Jonathan, thanks for working through this lexicon task…perhaps its best to stick to motor vehicle / car driver…

…but more often than not “user” has a more passive role as a ‘consumer’ of something vs. operator (active doer) with a device…like typically a sentence…I see myself as a “transit user” (passenger as rider/ consumer) versus “transit operator” (driver / captain / engineer)…and plus users of something may not have any training or certification/ license like a motor vehicle driver (DMV) or operator (CDL) does…

Even big business struggles with the word ‘user’…and its passive nature:
“Yesterday, Square’s CEO Jack Dorsey published a blog post asking his staff and the entire tech industry to stop calling people “users.” He defined the word “user,” which means “a person who uses something,” and called it “a rather passive and abstract word.” – Forbes

Damien
Damien
5 days ago
Reply to  Todd/Boulanger

I like Jonathon’s goal of “equalizing” transportation in language, but I could get behind this tweak as well: “car operator”, “truck operator”, “bicycle operator”. Sounds wonky as hell, but also accurate, and still meets the original goal of not putting different connotations (intentional or not) to different transportation forms. And passengers can become “—- users”.
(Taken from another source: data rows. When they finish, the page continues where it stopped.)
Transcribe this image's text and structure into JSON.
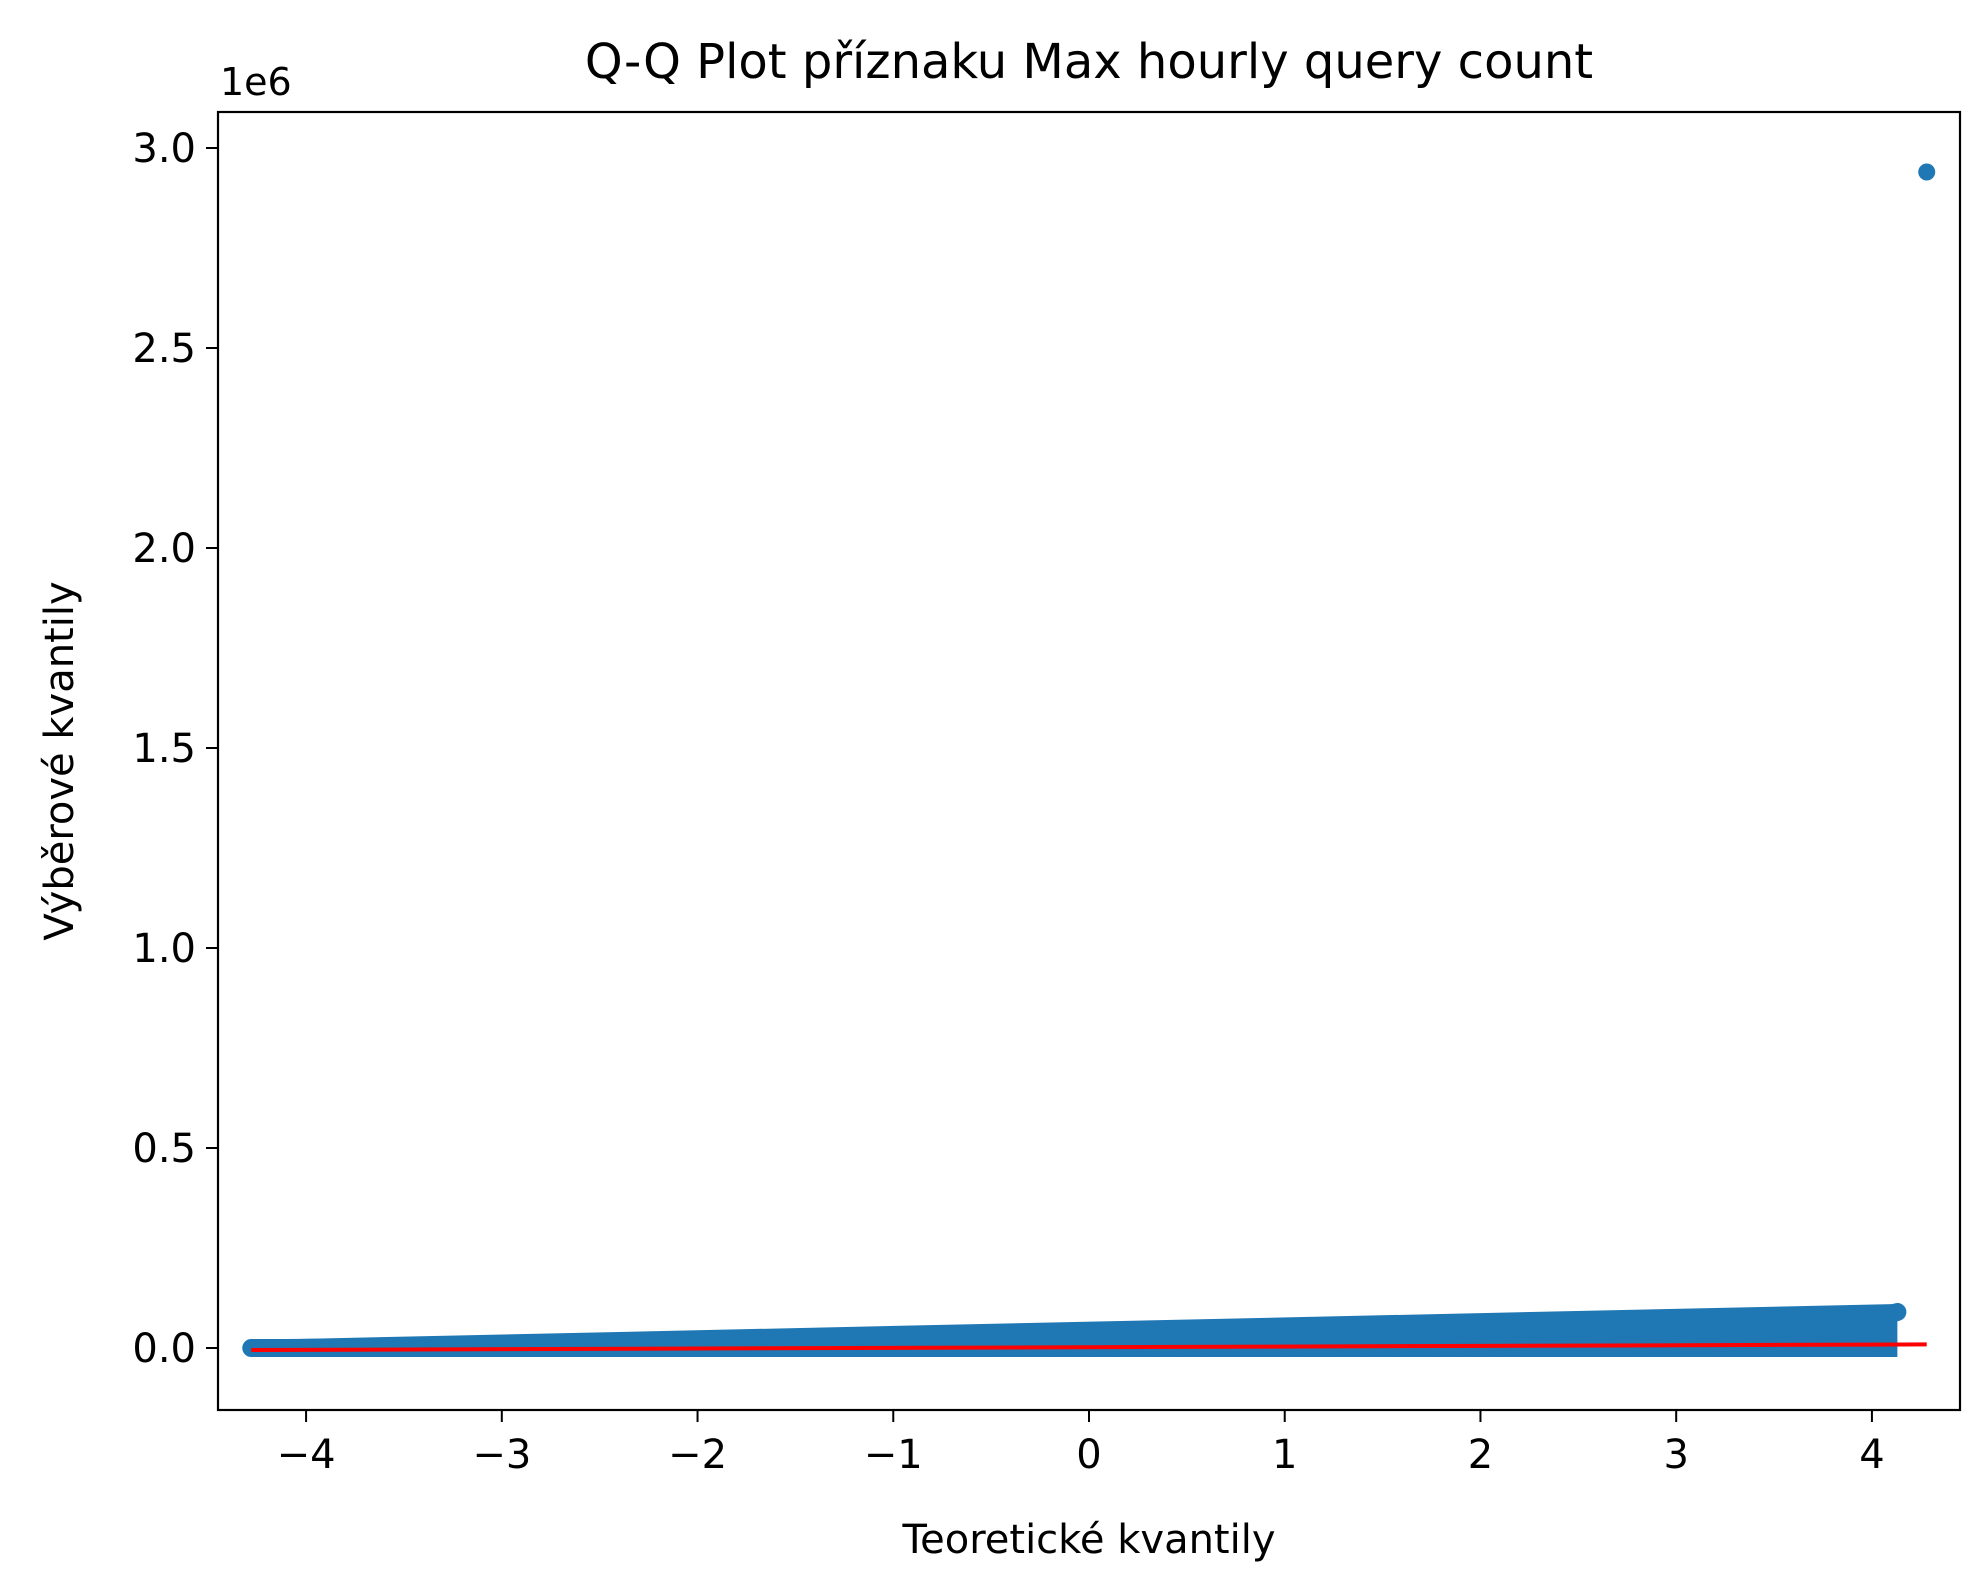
{
  "chart_data": {
    "type": "scatter",
    "title": "Q-Q Plot příznaku Max hourly query count",
    "xlabel": "Teoretické kvantily",
    "ylabel": "Výběrové kvantily",
    "y_offset_text": "1e6",
    "xlim": [
      -4.45,
      4.45
    ],
    "ylim": [
      -155000,
      3090000
    ],
    "x_ticks": [
      -4,
      -3,
      -2,
      -1,
      0,
      1,
      2,
      3,
      4
    ],
    "x_tick_labels": [
      "−4",
      "−3",
      "−2",
      "−1",
      "0",
      "1",
      "2",
      "3",
      "4"
    ],
    "y_ticks": [
      0,
      500000,
      1000000,
      1500000,
      2000000,
      2500000,
      3000000
    ],
    "y_tick_labels": [
      "0.0",
      "0.5",
      "1.0",
      "1.5",
      "2.0",
      "2.5",
      "3.0"
    ],
    "grid": false,
    "series": [
      {
        "type": "scatter",
        "color": "#1f77b4",
        "x": [
          -4.28,
          -4.11,
          -4.03,
          -3.96,
          -3.9,
          -3.84,
          -3.75,
          -3.6,
          -3.4,
          -3.1,
          -2.7,
          -2.2,
          -1.7,
          -1.2,
          -0.7,
          -0.2,
          0.3,
          0.8,
          1.2,
          1.6,
          2.0,
          2.4,
          2.8,
          3.0,
          3.2,
          3.35,
          3.5,
          3.6,
          3.68,
          3.75,
          3.8,
          3.85,
          3.9,
          3.95,
          4.03,
          4.13,
          4.28
        ],
        "y": [
          0,
          0,
          300,
          600,
          800,
          900,
          1000,
          1200,
          1400,
          1600,
          1800,
          2000,
          2200,
          2400,
          2600,
          2800,
          3000,
          3300,
          3600,
          4000,
          4500,
          5500,
          7000,
          9000,
          13000,
          18000,
          24000,
          30000,
          36000,
          44000,
          52000,
          56000,
          58000,
          66000,
          76000,
          90000,
          2940000
        ]
      },
      {
        "type": "line",
        "color": "#ff0000",
        "x": [
          -4.28,
          4.28
        ],
        "y": [
          -5000,
          9000
        ]
      }
    ]
  }
}
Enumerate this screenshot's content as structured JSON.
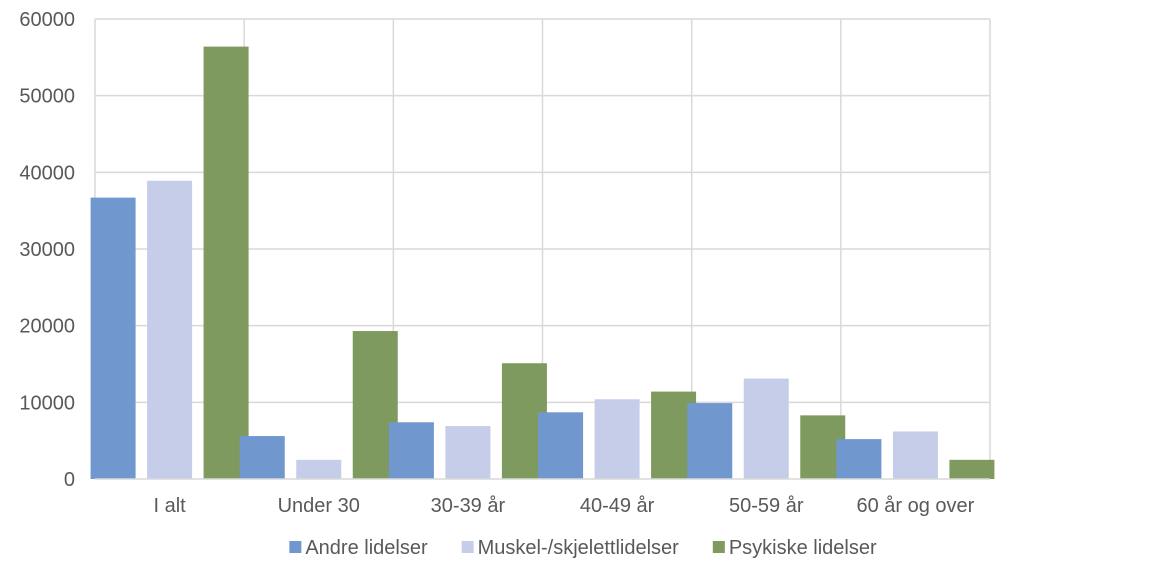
{
  "chart_data": {
    "type": "bar",
    "title": "",
    "xlabel": "",
    "ylabel": "",
    "ylim": [
      0,
      60000
    ],
    "yticks": [
      0,
      10000,
      20000,
      30000,
      40000,
      50000,
      60000
    ],
    "grid": true,
    "legend_position": "bottom",
    "categories": [
      "I alt",
      "Under 30",
      "30-39 år",
      "40-49 år",
      "50-59 år",
      "60 år og over"
    ],
    "series": [
      {
        "name": "Andre lidelser",
        "color": "#7097CE",
        "values": [
          36700,
          5600,
          7400,
          8700,
          9900,
          5200
        ]
      },
      {
        "name": "Muskel-/skjelettlidelser",
        "color": "#C5CDE9",
        "values": [
          38900,
          2500,
          6900,
          10400,
          13100,
          6200
        ]
      },
      {
        "name": "Psykiske lidelser",
        "color": "#7E9A5E",
        "values": [
          56400,
          19300,
          15100,
          11400,
          8300,
          2500
        ]
      }
    ]
  }
}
Though: “horse operator” or “horse user”? Questions, questions…

Todd/Boulanger
6 days ago

And my sympathies to the family and friends of Zehner.

bjorn
bjorn
6 days ago

More evidence that there is only one reason why people flee after hitting someone with their vehicle, they are drunk and they know the penalty is likely to be less if they sober up before being caught or turning themselves in. The penalty for hit and run needs to be higher than the penalty for injuring someone while driving drunk or we are just incentivizing leaving vulnerable road users to die in the street.

Steve
Steve
6 days ago
Reply to  bjorn

Perhaps it would help, but impaired people don’t make rational decisions.

Bryan Morris
Bryan Morris
6 days ago

This was first reported here in the forum sections 5 days ago:

Bicyclist killed, Portland lawlessness spreads to East County – General – BikePortland Forums

Why did it take so long to make it to the front page?